Ese día decidió dar un escarmiento a los humanos y comenzó a urdir un ambicioso plan. Sin apresurarse, con ese ritmo tan aprendido al que ha adaptado sus propios latidos: "Tic, tac, tic, tac". Meticuloso en su labor, ya que paciencia le sobra y si de algo dispone él es tiempo. "Tic, tac, tic, tac".
Empezó por mínimos cambios, apenas unos minutos de diferencia entre relojes. Se divertía viendo el desconcierto generado, y las razones que buscaban para explicar estas pequeñas oscilaciones del tiempo. "Un inusual desajuste electromagnético", decían unos. "Un fenómeno atmosférico desconocido", afirmaban otros.
A medida que los días pasaban la asincronía se volvió más extrema, mezclando la noche y el día, obligando a la ciudad a despertar cuando apenas se había acostado. El malestar era generalizado y el mundo se sumió en un caos mayúsculo.
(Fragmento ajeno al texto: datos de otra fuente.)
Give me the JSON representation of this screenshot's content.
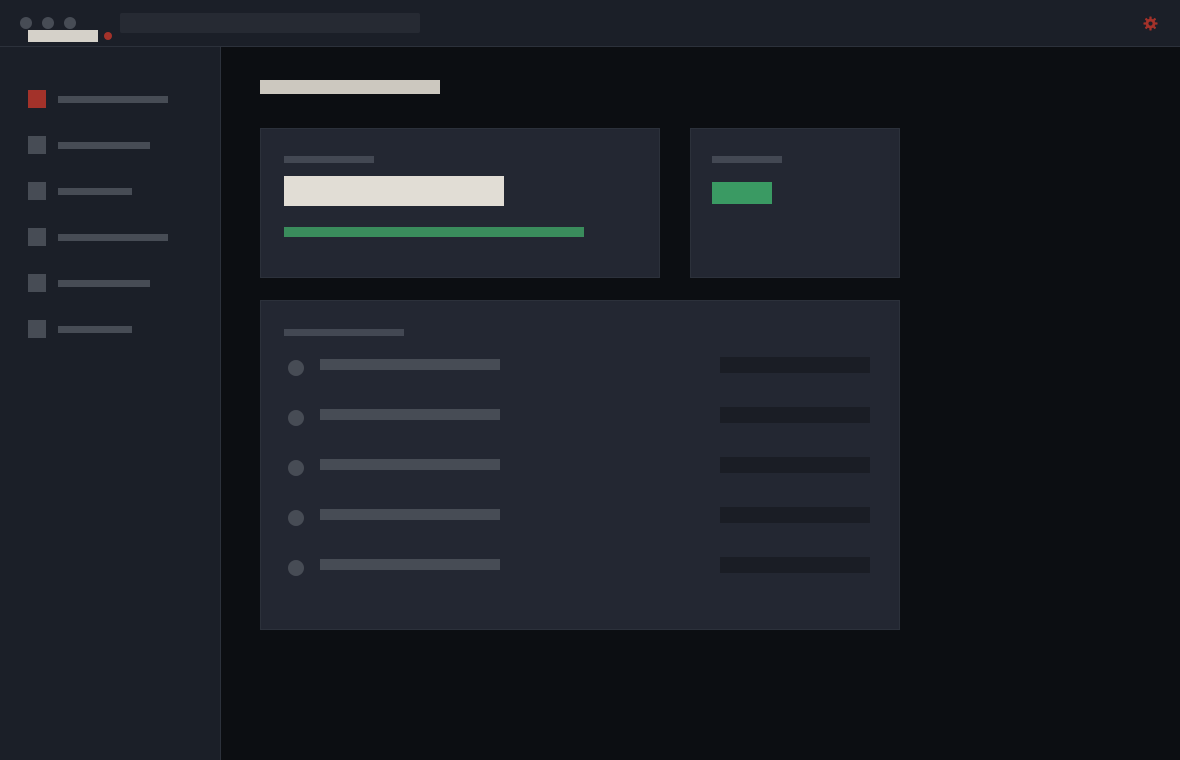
{
  "window": {
    "title": "",
    "address": ""
  },
  "colors": {
    "accent": "#a3322a",
    "success": "#3a9a63",
    "panel": "#232732",
    "chrome": "#1b1f28",
    "background": "#0c0e12"
  },
  "icons": {
    "settings": "gear-icon"
  },
  "sidebar": {
    "items": [
      {
        "label": "",
        "active": true
      },
      {
        "label": "",
        "active": false
      },
      {
        "label": "",
        "active": false
      },
      {
        "label": "",
        "active": false
      },
      {
        "label": "",
        "active": false
      },
      {
        "label": "",
        "active": false
      }
    ]
  },
  "main": {
    "title": "",
    "metric_card": {
      "label": "",
      "value": "",
      "progress": 1.0
    },
    "status_card": {
      "label": "",
      "status": ""
    },
    "list": {
      "title": "",
      "rows": [
        {
          "name": "",
          "value": ""
        },
        {
          "name": "",
          "value": ""
        },
        {
          "name": "",
          "value": ""
        },
        {
          "name": "",
          "value": ""
        },
        {
          "name": "",
          "value": ""
        }
      ]
    }
  }
}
Finalmente se decidió relegar al reloj de todas sus funciones, sustituyéndolo por otros métodos más automáticos y modernos, de esos que no piensan por sí mismos. El reloj había logrado su ansiado descanso, pero no sentía la satisfacción que había anticipado.
Poco a poco se fue marchitando, su corazón cada vez latía más débil, hasta que se convirtió en piedra. Una piedra fría, dura y robusta que comenzó invadiendo sus entrañas y terminó tapizando cada poro de su piel. En el último segundo, elevó en dirección al cielo una de sus manecillas, justo antes de quedar petrificada. De este modo, pasando desapercibido, el reloj pudo perpetuar el trabajo que mejor sabía hacer. Desde el anonimato y en profundo silencio seguiría marcando las horas, ahora dirigidas por el sol.